Monday, December 12, 2016

US Senate’s CIA Torture Report Will Go into Obama Archive

President Barack Obama’s administration has decided to include a massive report on the CIA’s use of waterboarding and other “enhanced interrogation techniques” in his presidential papers, meaning it may eventually be declassified.

The White House wrote to Senators Richard Burr and Dianne Feinstein, the Republican chairman and ranking Democrat on the Senate Intelligence Committee, on Dec. 9 informing them of its decision.

Feinstein, who released the letter Monday, said Obama had refused to declassify the report at this time but she was pleased it would go into his archive, meaning it would one day be available for declassification.

FILE - President Barack Obama gestures during a U.S. counterterrorism strategy speech at MacDill Air Force Base, in Tampa, Florida, Dec. 6, 2016.

FILE – President Barack Obama gestures during a U.S. counterterrorism strategy speech at MacDill Air Force Base, in Tampa, Florida, Dec. 6, 2016.

“The report represents six years of hard work by dedicated staff, and I firmly believe its 6,700 pages and 38,000 footnotes will stand the test of time. I also strongly believe that this must be a lesson learned — that torture doesn’t work,” Feinstein said in a statement.

A White House spokesman confirmed the decision. Burr’s office had no immediate comment.

Feinstein and other congressional Democrats had urged Obama to declassify and release the report before Republican President-elect Donald Trump is inaugurated on Jan. 20.

Feinstein chaired the intelligence panel as it researched and wrote the report on the interrogation techniques used in the wake of the Sept. 11, 2001, attacks, and she spearheaded the effort to expose the CIA’s actions.

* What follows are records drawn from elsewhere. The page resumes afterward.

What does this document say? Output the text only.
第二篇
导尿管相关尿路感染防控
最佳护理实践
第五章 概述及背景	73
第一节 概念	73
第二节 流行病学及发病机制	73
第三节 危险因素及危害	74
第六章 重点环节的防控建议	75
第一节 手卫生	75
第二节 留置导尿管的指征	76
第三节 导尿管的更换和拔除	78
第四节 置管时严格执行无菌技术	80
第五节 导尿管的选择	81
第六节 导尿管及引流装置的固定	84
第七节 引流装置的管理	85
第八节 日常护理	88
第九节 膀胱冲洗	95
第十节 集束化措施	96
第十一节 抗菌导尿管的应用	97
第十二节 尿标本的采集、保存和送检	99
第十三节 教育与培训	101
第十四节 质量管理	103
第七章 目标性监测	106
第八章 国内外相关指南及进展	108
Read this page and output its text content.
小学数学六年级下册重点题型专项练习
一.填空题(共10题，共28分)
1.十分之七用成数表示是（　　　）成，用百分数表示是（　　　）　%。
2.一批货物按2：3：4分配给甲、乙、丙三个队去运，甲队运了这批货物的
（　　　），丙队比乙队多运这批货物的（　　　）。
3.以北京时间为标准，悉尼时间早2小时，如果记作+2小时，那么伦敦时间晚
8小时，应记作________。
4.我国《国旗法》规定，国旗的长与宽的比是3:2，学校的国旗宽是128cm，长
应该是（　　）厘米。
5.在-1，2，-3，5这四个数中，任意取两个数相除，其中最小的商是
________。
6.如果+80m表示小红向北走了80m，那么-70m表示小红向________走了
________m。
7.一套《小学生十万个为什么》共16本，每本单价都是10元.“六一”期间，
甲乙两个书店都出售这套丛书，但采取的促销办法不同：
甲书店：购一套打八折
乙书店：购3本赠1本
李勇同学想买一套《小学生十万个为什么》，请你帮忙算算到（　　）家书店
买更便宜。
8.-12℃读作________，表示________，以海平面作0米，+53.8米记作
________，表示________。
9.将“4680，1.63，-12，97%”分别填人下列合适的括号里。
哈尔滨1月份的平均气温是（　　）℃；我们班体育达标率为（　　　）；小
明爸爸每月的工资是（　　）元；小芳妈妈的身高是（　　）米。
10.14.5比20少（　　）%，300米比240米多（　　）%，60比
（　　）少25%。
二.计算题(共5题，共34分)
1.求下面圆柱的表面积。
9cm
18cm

The committee, then led by Democrats, released a 525-page executive summary of its findings in December 2014. But the full report has been deemed by Obama and others as too sensitive to release.

Trump promised during his campaign that he would not only revive waterboarding, but bring back “a hell of a lot worse” if elected. However, he said more recently that retired Marine Corps General James Mattis, his nominee for secretary of defense, had persuasively argued against it.

Obama ended the use of “enhanced interrogation techniques” via executive order just after he took office in January 2009.

Led by Republican Senator John McCain and Feinstein, Congress has since passed legislation outlawing their use.